Thwaites explained that in the bank licensing process, most
of the probate codes require bonding unless the entity
acting as the fiduciary is either exempt from the statute
or they have some other type of insurance protection.
Representative Kelly understood that section (c) would
require that someone bonded would be obligated.
Representative Kelly inquired if the current prudent
standards are now a problem. Mr. Thwaites replied that
they have been. There have been in some estates, certain
assets which were not trust quality, and they were required
to be liquidated, against the families wishes. That action
resulted because the prudent standards, which currently
exist, require the fiduciary to have a certain number of
assets to qualify, even though the family might want the
assets to be maintained.
Representative J. Davies asked about the prohibition of the
review. Mr. Thwaites noted that the bill would require a
standard of care for the fiduciary to review decisions. If
there is a conflict between trusts, the proposed act would
provide more freedom to make exceptions under the right
case. Independent approval should be obtained.
Mr. Thwaites added that the legislation would require that
there be an evaluation if a conflict exists. They would be
required to look at the beneficiaries of both trusts to
make sure that there was equal treatment.
Representative J. Davies reiterated concern that by being
the manager of a trust, under the prudent person rule,
there is a duty to manage both trusts for the benefit of
the beneficiaries. If a person was in the business of
selling one trust for another, there would be an apparent
conflict of interest which could result in a determent in
one trust and a benefit to the other trust. Mr. Thwaites
explained that the conflict concern before was too strict;
this legislation has chosen to give the discretion and
liability to the trustee.
Mr. Thwaites continued, common law has reinforced stricter
standards. Most of the conservative fiduciaries around the
country have a list of trust quality assets, which excludes
common trust funds and mutual funds.
In response to Representative Mulder, Mr.
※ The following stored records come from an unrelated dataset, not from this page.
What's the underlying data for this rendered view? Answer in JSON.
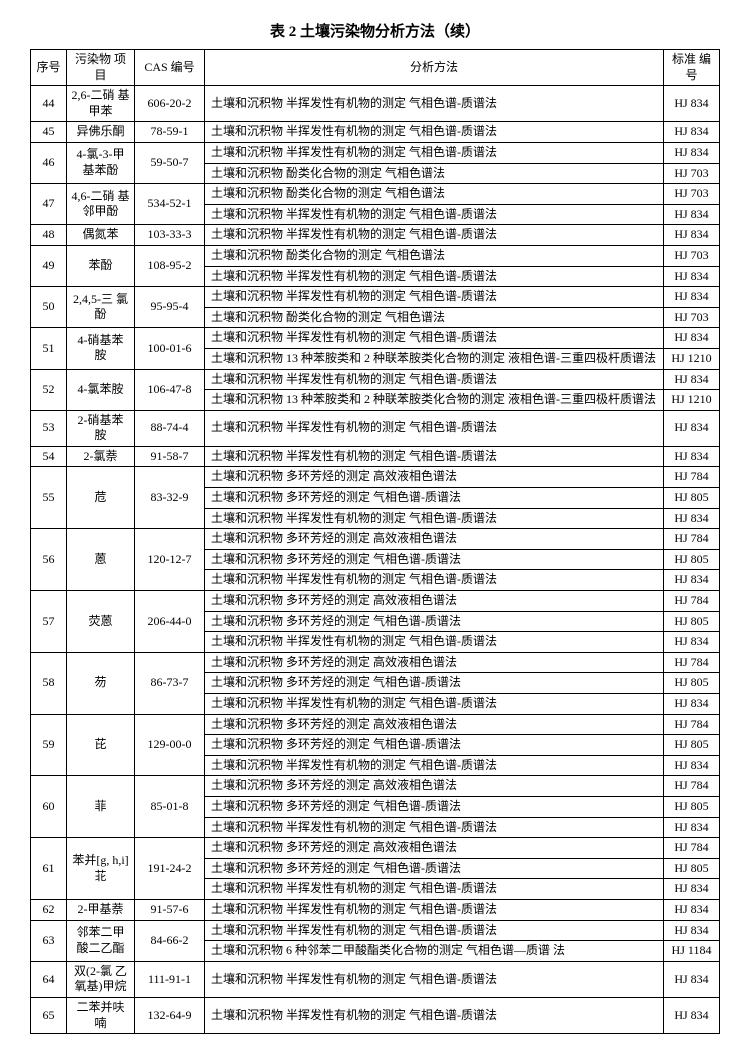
{
  "title": "表 2  土壤污染物分析方法（续）",
  "headers": {
    "seq": "序号",
    "name": "污染物\n项目",
    "cas": "CAS 编号",
    "method": "分析方法",
    "std": "标准\n编号"
  },
  "rows": [
    {
      "seq": "44",
      "name": "2,6-二硝\n基甲苯",
      "cas": "606-20-2",
      "methods": [
        [
          "土壤和沉积物  半挥发性有机物的测定  气相色谱-质谱法",
          "HJ 834"
        ]
      ]
    },
    {
      "seq": "45",
      "name": "异佛乐酮",
      "cas": "78-59-1",
      "methods": [
        [
          "土壤和沉积物  半挥发性有机物的测定  气相色谱-质谱法",
          "HJ 834"
        ]
      ]
    },
    {
      "seq": "46",
      "name": "4-氯-3-甲\n基苯酚",
      "cas": "59-50-7",
      "methods": [
        [
          "土壤和沉积物  半挥发性有机物的测定  气相色谱-质谱法",
          "HJ 834"
        ],
        [
          "土壤和沉积物  酚类化合物的测定  气相色谱法",
          "HJ 703"
        ]
      ]
    },
    {
      "seq": "47",
      "name": "4,6-二硝\n基邻甲酚",
      "cas": "534-52-1",
      "methods": [
        [
          "土壤和沉积物  酚类化合物的测定  气相色谱法",
          "HJ 703"
        ],
        [
          "土壤和沉积物  半挥发性有机物的测定  气相色谱-质谱法",
          "HJ 834"
        ]
      ]
    },
    {
      "seq": "48",
      "name": "偶氮苯",
      "cas": "103-33-3",
      "methods": [
        [
          "土壤和沉积物  半挥发性有机物的测定  气相色谱-质谱法",
          "HJ 834"
        ]
      ]
    },
    {
      "seq": "49",
      "name": "苯酚",
      "cas": "108-95-2",
      "methods": [
        [
          "土壤和沉积物  酚类化合物的测定  气相色谱法",
          "HJ 703"
        ],
        [
          "土壤和沉积物  半挥发性有机物的测定  气相色谱-质谱法",
          "HJ 834"
        ]
      ]
    },
    {
      "seq": "50",
      "name": "2,4,5-三\n氯酚",
      "cas": "95-95-4",
      "methods": [
        [
          "土壤和沉积物  半挥发性有机物的测定  气相色谱-质谱法",
          "HJ 834"
        ],
        [
          "土壤和沉积物  酚类化合物的测定  气相色谱法",
          "HJ 703"
        ]
      ]
    },
    {
      "seq": "51",
      "name": "4-硝基苯\n胺",
      "cas": "100-01-6",
      "methods": [
        [
          "土壤和沉积物  半挥发性有机物的测定  气相色谱-质谱法",
          "HJ 834"
        ],
        [
          "土壤和沉积物  13 种苯胺类和 2 种联苯胺类化合物的测定\n液相色谱-三重四极杆质谱法",
          "HJ 1210"
        ]
      ]
    },
    {
      "seq": "52",
      "name": "4-氯苯胺",
      "cas": "106-47-8",
      "methods": [
        [
          "土壤和沉积物  半挥发性有机物的测定  气相色谱-质谱法",
          "HJ 834"
        ],
        [
          "土壤和沉积物  13 种苯胺类和 2 种联苯胺类化合物的测定\n液相色谱-三重四极杆质谱法",
          "HJ 1210"
        ]
      ]
    },
    {
      "seq": "53",
      "name": "2-硝基苯\n胺",
      "cas": "88-74-4",
      "methods": [
        [
          "土壤和沉积物  半挥发性有机物的测定  气相色谱-质谱法",
          "HJ 834"
        ]
      ]
    },
    {
      "seq": "54",
      "name": "2-氯萘",
      "cas": "91-58-7",
      "methods": [
        [
          "土壤和沉积物  半挥发性有机物的测定  气相色谱-质谱法",
          "HJ 834"
        ]
      ]
    },
    {
      "seq": "55",
      "name": "苊",
      "cas": "83-32-9",
      "methods": [
        [
          "土壤和沉积物  多环芳烃的测定  高效液相色谱法",
          "HJ 784"
        ],
        [
          "土壤和沉积物  多环芳烃的测定  气相色谱-质谱法",
          "HJ 805"
        ],
        [
          "土壤和沉积物  半挥发性有机物的测定  气相色谱-质谱法",
          "HJ 834"
        ]
      ]
    },
    {
      "seq": "56",
      "name": "蒽",
      "cas": "120-12-7",
      "methods": [
        [
          "土壤和沉积物  多环芳烃的测定  高效液相色谱法",
          "HJ 784"
        ],
        [
          "土壤和沉积物  多环芳烃的测定  气相色谱-质谱法",
          "HJ 805"
        ],
        [
          "土壤和沉积物  半挥发性有机物的测定  气相色谱-质谱法",
          "HJ 834"
        ]
      ]
    },
    {
      "seq": "57",
      "name": "荧蒽",
      "cas": "206-44-0",
      "methods": [
        [
          "土壤和沉积物  多环芳烃的测定  高效液相色谱法",
          "HJ 784"
        ],
        [
          "土壤和沉积物  多环芳烃的测定  气相色谱-质谱法",
          "HJ 805"
        ],
        [
          "土壤和沉积物  半挥发性有机物的测定  气相色谱-质谱法",
          "HJ 834"
        ]
      ]
    },
    {
      "seq": "58",
      "name": "芴",
      "cas": "86-73-7",
      "methods": [
        [
          "土壤和沉积物  多环芳烃的测定  高效液相色谱法",
          "HJ 784"
        ],
        [
          "土壤和沉积物  多环芳烃的测定  气相色谱-质谱法",
          "HJ 805"
        ],
        [
          "土壤和沉积物  半挥发性有机物的测定  气相色谱-质谱法",
          "HJ 834"
        ]
      ]
    },
    {
      "seq": "59",
      "name": "芘",
      "cas": "129-00-0",
      "methods": [
        [
          "土壤和沉积物  多环芳烃的测定  高效液相色谱法",
          "HJ 784"
        ],
        [
          "土壤和沉积物  多环芳烃的测定  气相色谱-质谱法",
          "HJ 805"
        ],
        [
          "土壤和沉积物  半挥发性有机物的测定  气相色谱-质谱法",
          "HJ 834"
        ]
      ]
    },
    {
      "seq": "60",
      "name": "菲",
      "cas": "85-01-8",
      "methods": [
        [
          "土壤和沉积物  多环芳烃的测定  高效液相色谱法",
          "HJ 784"
        ],
        [
          "土壤和沉积物  多环芳烃的测定  气相色谱-质谱法",
          "HJ 805"
        ],
        [
          "土壤和沉积物  半挥发性有机物的测定  气相色谱-质谱法",
          "HJ 834"
        ]
      ]
    },
    {
      "seq": "61",
      "name": "苯并[g,\nh,i]苝",
      "cas": "191-24-2",
      "methods": [
        [
          "土壤和沉积物  多环芳烃的测定  高效液相色谱法",
          "HJ 784"
        ],
        [
          "土壤和沉积物  多环芳烃的测定  气相色谱-质谱法",
          "HJ 805"
        ],
        [
          "土壤和沉积物  半挥发性有机物的测定  气相色谱-质谱法",
          "HJ 834"
        ]
      ]
    },
    {
      "seq": "62",
      "name": "2-甲基萘",
      "cas": "91-57-6",
      "methods": [
        [
          "土壤和沉积物  半挥发性有机物的测定  气相色谱-质谱法",
          "HJ 834"
        ]
      ]
    },
    {
      "seq": "63",
      "name": "邻苯二甲\n酸二乙酯",
      "cas": "84-66-2",
      "methods": [
        [
          "土壤和沉积物  半挥发性有机物的测定  气相色谱-质谱法",
          "HJ 834"
        ],
        [
          "土壤和沉积物  6 种邻苯二甲酸酯类化合物的测定  气相色谱—质谱\n法",
          "HJ 1184"
        ]
      ]
    },
    {
      "seq": "64",
      "name": "双(2-氯\n乙氧基)甲烷",
      "cas": "111-91-1",
      "methods": [
        [
          "土壤和沉积物  半挥发性有机物的测定  气相色谱-质谱法",
          "HJ 834"
        ]
      ]
    },
    {
      "seq": "65",
      "name": "二苯并呋\n喃",
      "cas": "132-64-9",
      "methods": [
        [
          "土壤和沉积物  半挥发性有机物的测定  气相色谱-质谱法",
          "HJ 834"
        ]
      ]
    }
  ]
}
Thwaites said
that the settler of a trust could establish specific
standards in the trust that are wider than what was
contained under the prudent man rule. That has been
narrowed over the years. The typical minimum rate charge
in Alaska to manage a trust account is around $1000 dollars
per year or .75% of the account value, whichever is
greater.
STEVE NOEY, DIRECTOR, ALASKA TRUST COMPANY, ANCHORAGE,
voiced support for the purposed legislation.
Representative J. Davies pointed out that language on Page
2, Line 11-14, indicates that the prudent investor rule is
the default rule; it would be expanded or eliminated by
provisions of the trust and the trustee would not be
liable. He voiced concern with the possibility of
eliminating the prudent investor rule. Mr. Thwaites stated
that any court would repeal that rule if it was not
appropriately requested.
Representative J. Davies asked if there were situations,
which might not be prudent. He struggled with use of the
word "eliminated". Mr. Thwaites ascertained this was how
the standard had been developed. The term fiduciary means
that you look after the other party's interest more than
you would look after your own. The bill addresses only the
investment standards. The legislation is an attempt to
open the door, providing as much flexibility as possible,
for the planners.
HB 321 was HELD in Committee for further consideration.